Inspirational song: Little Black Dress (Shock Treatment)

I was six the first time my grandmother let me play with her sewing machine. She had little 2"x3" fabric samples that I was encouraged to stitch together like a tiny quilt. By the time I was nine years old, she was paying for me to take sewing lessons at the local Bernina store. I kept sewing as much as I could, almost always having some project or another in the works, peaking in my mid-20s, when my friend and I had our costume design business. After those overwhelming few years, I scaled back, making Halloween costumes for the kids, but not much else. I gave my sewing machine (won as a doorprize from that same Bernina store from my childhood) to my older daughter while she was in college, showing signs of following in her mama's footsteps, designing clothing lines for shows with the CU fashion club for each semester she was in school. I took a much needed break, only attempting two hand-sewn articles of clothing in about four years (and I was obviously out of practice, seeing how unwearable both of those pieces came out). I bought a replacement sewing machine only a year ago (or was that two? I get mixed up about recent history), and I am learning that I really did miss having projects around, but somewhere along the way, I appear to have learned how to pace myself. No more twelve hour days trying to put together a half a dozen outfits, and never being able to dedicate my full attention to any one of them. I have two things in progress right now, and there's only a deadline on one of them. It was that one I focused on all day today.

Daughter number two has always enjoyed playing dress-up, more than anyone I've ever known. When she was little, she was our best customer for the product line we called "Act Your Age." I suspect she was responsible for us wearing out our first two washing machines, with all the extra laundry she generated wearing five or six different outfits a day. One of my favorite photos of her as a girl was of her dancing with wild abandon under a stormy sky, in her shiny gold and green dress-up dress in the side yard of our Oklahoma home. It's only logical that as an adult, she has found like-minded people who still play dress-up too. They probably shudder when I call it that. "Cosplay" doesn't sound more grown up to me, though. There is a big gathering of these folks coming up soon, and her outfit for that convention is my bigger sewing project, the one that has a deadline. Lucky for me and my rusty skills, we took the easy route and bought a pattern rather than having me design it from scratch.
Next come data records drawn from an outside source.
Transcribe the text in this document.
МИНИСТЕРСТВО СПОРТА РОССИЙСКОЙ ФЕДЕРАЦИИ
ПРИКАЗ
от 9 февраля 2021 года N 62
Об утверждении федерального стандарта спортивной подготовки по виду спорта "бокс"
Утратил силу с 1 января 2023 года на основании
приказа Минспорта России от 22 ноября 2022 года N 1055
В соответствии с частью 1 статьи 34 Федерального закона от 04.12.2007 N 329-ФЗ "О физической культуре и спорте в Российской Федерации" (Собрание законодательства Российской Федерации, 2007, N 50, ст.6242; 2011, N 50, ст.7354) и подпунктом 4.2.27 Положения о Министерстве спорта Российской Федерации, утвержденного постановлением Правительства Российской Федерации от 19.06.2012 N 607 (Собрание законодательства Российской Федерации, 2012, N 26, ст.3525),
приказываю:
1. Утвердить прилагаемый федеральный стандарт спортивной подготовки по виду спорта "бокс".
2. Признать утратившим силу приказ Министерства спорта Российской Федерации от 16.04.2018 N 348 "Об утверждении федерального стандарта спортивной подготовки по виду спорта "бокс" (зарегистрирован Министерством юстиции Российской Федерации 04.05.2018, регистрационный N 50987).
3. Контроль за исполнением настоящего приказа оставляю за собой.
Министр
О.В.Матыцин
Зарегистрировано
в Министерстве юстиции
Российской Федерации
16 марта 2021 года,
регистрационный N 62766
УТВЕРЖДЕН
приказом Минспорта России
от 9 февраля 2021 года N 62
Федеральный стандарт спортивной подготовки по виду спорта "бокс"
Cats cannot resist fabric and pattern pieces spread out on the floor. Every single one of them interfered with the layout and cutting process. Some were more damaging than others. Zoe merely walked across the pattern once, made eye contact with me, and moved on. Jack, Rabbit, and Athena had murder on their minds. The paper crinkled so well, it must have been made of mousies. Sitting on the floor, cutting out fabric, always hurts. Leaning across trying to push away cats bent on destruction only prolongs the pain. I am going to blame their distraction for the mistake I discovered at the end of the evening. I failed to lengthen one out of the six long coat pieces. Now I have to go buy more fabric and try again. I must say, it was sure nice having a dedicated sewing table, so that when I found my error and decided to stop, all I had to do was turn off the machine and walk out of the room. So easy, so convenient. Pure luxury, for a person like me who should have had (but didn't have) this kind of setup for her whole life.







1 comment:

  1. I have one of those rooms too! And I know what you are making!! I'm in the middle of completing my outfit as well!